Yes, if they knew how great you were, they’d hire you. But when they connect with you for the first time, all they have to form their decision on, is what they see. That’s why your image matters so much.

Here’s a question for you to ponder: How do you look, when a prospective client connects with your image?

Most small business owners operate behind naff logos, poorly designed websites and amateur looking social networking accounts. If you want prospective clients to consider you a professional, you need to look the part. No matter what promises you make, what testimonials you offer or what guarantees you provide, no one will take any notice, if your image looks bad.

There’s a direct link between how we feel and the people we habitually associate with. If we associate with people who inspire us, we feel inspired. If we associate with people who encourage us and motivate us to stretch, we grow.

That’s why it pays to be selective regarding the people we associate with. For example, when we associate with people who are doing better than we are, the natural inclination is for us to rise to their level. Of course, the opposite is also true. When we associate with people who are doing as well as us, or less well, we find ourselves spinning our wheels.

As Jim Rohn used to say: “You are the average of the five people you spend the most time with”.

So, choose wisely. Associate with people who will inspire you to be better. People who will encourage you and motivate you to be the best you can be.

5)NETWORK CORRECTLY

In business, it’s extremely important to build great connections with influential people. This is the exact opposite of what the typical small business owner does. They go for numbers instead and look in the worst possible places.

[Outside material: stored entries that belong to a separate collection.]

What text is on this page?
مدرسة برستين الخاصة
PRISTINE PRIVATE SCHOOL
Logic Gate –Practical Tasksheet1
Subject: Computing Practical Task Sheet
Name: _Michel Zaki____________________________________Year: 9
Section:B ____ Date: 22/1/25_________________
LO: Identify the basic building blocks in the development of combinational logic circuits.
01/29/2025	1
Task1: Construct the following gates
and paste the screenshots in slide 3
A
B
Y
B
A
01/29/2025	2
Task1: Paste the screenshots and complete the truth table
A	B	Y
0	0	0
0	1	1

Think about it: We’ve all met business owners who struggle to find new clients, even though they’re members of a networking group and have hundreds, maybe thousands of Linkedin contacts.

That should be impossible — right?  Surely, with so many contacts, these struggling business owners would be able to reach out with a message and quickly attract more client inquiries than they need. However, this never happens. Why? Because they are connected to business owners who lack the influence and contacts, to be able to make a difference!

The most successful business owners use the exact opposite approach. I recommend you do the same. It looks like this: They deliberately target the most influential people in their marketplace and put a strategy together, to connect with them. They do this months before they ask anything from them.

And no, you will not find the most influential people in networking clubs, asking struggling business owners for introductions. You’ll have to do a little research. But that’s fine. You’re aiming for quality, not numbers.